Longest Palindromic Subsequence [LC#516]
Given a string s, find the longest palindromic subsequence’s length in s. A subsequence is a sequence that can be derived from another sequence by deleting some or no elements without changing the order of the remaining elements.
Intuition
If the characters at the both ends of the string sre the same, they must be part of the longest palindrome. We can add 2 to the length and remove those characters. If they are not equal, then the longest palindrome would be in either of the arrays with one of the end characters removed.
Dynamic Programming
def longest_palindrommic_subsequence(s: str) -> int:
@cache
def longest(i, j):
if i == j:
return 1
if i > j:
return 0
if s[i] == s[j]:
return 2 + longest(i + 1, j - 1)
else:
return max(longest(i + 1, j), longest(i, j - 1))

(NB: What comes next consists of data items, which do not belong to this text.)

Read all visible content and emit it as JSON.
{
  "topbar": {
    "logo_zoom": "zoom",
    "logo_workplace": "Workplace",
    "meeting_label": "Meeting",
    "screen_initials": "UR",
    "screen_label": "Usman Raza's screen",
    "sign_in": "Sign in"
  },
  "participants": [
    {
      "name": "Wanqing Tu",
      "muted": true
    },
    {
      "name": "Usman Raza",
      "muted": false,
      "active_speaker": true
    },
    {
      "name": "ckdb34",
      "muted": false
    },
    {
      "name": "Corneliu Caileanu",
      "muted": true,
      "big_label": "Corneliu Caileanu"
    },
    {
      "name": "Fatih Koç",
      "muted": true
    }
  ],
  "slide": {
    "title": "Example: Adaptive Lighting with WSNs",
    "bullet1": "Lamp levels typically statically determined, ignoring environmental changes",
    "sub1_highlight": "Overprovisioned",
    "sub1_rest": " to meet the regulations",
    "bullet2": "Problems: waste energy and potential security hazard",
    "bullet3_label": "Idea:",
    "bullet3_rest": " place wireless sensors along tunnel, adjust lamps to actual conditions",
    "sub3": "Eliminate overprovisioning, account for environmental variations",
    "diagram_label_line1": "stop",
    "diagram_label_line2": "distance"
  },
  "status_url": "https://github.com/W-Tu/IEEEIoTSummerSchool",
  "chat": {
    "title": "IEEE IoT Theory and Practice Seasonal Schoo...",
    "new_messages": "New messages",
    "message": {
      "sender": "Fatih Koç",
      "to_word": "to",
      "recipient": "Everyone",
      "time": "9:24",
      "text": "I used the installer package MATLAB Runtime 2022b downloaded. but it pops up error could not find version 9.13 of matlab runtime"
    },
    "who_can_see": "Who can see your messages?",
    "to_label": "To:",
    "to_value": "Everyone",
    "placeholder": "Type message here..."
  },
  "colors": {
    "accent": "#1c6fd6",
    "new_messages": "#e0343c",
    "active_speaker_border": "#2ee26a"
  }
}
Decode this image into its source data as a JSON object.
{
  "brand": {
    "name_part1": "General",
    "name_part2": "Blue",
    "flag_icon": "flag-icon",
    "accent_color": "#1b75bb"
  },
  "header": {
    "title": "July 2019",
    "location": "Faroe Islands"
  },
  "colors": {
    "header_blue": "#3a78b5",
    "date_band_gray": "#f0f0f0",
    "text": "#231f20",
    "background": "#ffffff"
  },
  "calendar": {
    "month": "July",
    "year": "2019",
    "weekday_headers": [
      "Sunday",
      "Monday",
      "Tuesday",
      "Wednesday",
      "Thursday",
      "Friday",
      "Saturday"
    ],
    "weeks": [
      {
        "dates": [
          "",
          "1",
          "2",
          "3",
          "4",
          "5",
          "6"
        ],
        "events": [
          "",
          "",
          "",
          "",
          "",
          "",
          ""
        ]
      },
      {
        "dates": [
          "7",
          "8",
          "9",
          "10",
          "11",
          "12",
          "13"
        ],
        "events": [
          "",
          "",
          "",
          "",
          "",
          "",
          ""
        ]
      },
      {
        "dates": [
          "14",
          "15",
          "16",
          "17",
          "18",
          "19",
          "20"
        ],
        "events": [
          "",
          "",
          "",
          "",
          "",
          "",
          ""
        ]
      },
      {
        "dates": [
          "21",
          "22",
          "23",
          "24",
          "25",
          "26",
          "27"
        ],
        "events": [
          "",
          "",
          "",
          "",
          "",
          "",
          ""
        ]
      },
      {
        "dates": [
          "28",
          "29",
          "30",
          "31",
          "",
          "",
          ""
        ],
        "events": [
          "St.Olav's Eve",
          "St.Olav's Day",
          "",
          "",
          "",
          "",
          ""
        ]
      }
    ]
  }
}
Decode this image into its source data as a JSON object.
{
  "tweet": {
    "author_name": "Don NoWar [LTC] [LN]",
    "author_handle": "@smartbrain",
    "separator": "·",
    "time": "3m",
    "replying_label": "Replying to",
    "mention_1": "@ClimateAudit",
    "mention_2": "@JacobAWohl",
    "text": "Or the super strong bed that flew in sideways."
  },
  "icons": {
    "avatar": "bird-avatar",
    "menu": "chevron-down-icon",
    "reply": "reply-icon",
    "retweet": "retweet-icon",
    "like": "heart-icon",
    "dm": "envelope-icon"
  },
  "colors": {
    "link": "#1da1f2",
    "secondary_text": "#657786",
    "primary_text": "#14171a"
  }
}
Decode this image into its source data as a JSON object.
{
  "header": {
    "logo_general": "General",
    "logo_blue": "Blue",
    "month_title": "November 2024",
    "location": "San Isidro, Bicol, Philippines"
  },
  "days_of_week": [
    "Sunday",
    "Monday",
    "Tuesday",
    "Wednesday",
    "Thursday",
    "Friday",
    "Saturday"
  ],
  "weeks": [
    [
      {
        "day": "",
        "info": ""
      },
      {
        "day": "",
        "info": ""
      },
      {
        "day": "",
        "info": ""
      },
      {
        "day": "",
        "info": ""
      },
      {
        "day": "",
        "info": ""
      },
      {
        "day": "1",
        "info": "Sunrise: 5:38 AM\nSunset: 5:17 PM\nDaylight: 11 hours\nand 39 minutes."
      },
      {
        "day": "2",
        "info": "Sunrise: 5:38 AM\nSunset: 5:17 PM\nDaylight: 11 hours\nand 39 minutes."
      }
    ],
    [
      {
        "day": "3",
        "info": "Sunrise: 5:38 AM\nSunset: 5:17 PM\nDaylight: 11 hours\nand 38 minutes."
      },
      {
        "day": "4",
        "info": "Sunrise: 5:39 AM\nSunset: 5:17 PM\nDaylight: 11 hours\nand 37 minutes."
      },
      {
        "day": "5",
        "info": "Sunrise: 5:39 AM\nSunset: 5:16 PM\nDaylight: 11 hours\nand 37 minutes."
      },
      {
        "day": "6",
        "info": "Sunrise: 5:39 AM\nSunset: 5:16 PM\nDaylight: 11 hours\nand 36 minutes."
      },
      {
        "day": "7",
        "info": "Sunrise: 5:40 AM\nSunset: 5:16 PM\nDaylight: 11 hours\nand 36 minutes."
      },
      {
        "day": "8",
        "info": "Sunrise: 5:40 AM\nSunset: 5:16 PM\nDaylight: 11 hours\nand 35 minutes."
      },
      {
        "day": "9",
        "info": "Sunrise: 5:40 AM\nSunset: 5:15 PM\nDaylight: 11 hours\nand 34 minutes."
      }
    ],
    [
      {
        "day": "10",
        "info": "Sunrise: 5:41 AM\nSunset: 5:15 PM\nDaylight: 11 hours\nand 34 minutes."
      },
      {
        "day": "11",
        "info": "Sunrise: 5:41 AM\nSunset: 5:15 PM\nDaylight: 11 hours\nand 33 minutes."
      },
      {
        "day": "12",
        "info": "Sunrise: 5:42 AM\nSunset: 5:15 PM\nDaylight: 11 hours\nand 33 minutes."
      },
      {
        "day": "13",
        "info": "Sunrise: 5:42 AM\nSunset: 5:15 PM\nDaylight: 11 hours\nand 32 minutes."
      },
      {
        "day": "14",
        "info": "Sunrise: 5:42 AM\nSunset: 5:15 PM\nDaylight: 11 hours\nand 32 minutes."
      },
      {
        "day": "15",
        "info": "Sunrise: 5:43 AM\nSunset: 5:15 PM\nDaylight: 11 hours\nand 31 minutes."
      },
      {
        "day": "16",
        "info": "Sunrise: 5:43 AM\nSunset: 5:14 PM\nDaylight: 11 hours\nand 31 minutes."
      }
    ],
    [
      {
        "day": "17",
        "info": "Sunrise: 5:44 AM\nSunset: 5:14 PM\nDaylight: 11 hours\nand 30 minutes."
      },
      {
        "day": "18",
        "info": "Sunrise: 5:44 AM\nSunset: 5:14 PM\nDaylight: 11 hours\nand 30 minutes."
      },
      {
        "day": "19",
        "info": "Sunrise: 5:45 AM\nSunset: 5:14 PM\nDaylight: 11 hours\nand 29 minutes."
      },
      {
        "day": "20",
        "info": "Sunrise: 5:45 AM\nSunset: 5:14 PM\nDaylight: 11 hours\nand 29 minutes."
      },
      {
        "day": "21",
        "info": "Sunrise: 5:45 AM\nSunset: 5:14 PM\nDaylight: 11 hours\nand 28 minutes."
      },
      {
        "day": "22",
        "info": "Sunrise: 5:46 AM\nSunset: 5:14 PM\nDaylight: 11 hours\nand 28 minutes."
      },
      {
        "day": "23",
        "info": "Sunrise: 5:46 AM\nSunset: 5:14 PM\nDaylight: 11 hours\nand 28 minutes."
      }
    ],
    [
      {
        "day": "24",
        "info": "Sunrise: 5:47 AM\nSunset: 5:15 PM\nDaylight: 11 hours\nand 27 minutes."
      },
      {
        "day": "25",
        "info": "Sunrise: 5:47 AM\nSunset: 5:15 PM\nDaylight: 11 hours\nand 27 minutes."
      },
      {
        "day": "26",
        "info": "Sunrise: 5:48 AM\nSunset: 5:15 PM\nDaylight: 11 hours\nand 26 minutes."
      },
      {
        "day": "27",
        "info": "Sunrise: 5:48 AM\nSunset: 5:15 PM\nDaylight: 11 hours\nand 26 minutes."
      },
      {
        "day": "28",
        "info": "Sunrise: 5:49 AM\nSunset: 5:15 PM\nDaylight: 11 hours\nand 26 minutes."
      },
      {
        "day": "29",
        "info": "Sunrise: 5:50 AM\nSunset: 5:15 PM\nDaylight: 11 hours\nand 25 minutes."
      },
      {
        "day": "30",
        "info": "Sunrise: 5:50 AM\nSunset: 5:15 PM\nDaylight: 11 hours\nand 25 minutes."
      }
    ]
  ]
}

return longest(0, len(s) - 1)
Time Complexity
$T(n) = O(n^2)$ and $S(n) = O(n^2)$
Dynamic Programming with space optimisation
def longest_palindromic_subsequence(s: str) -> int:
n = len(s)
curr_dp, prev_dp = [0] * n, [0] * n
for i in range(n - 1, -1, -1):
curr_dp[i] = 1
for j in range(i + 1, n):
if s[i] == s[j]:
curr_dp[j] = prev_dp[j - 1] + 2
else:
curr_dp[j] = max(prev_dp[j], curr_dp[j - 1])
prev_dp = curr_dp[:]
return curr_dp[n - 1]
Time Complexity
$T(n) = O(n^2)$ and $S(n) = O(n)$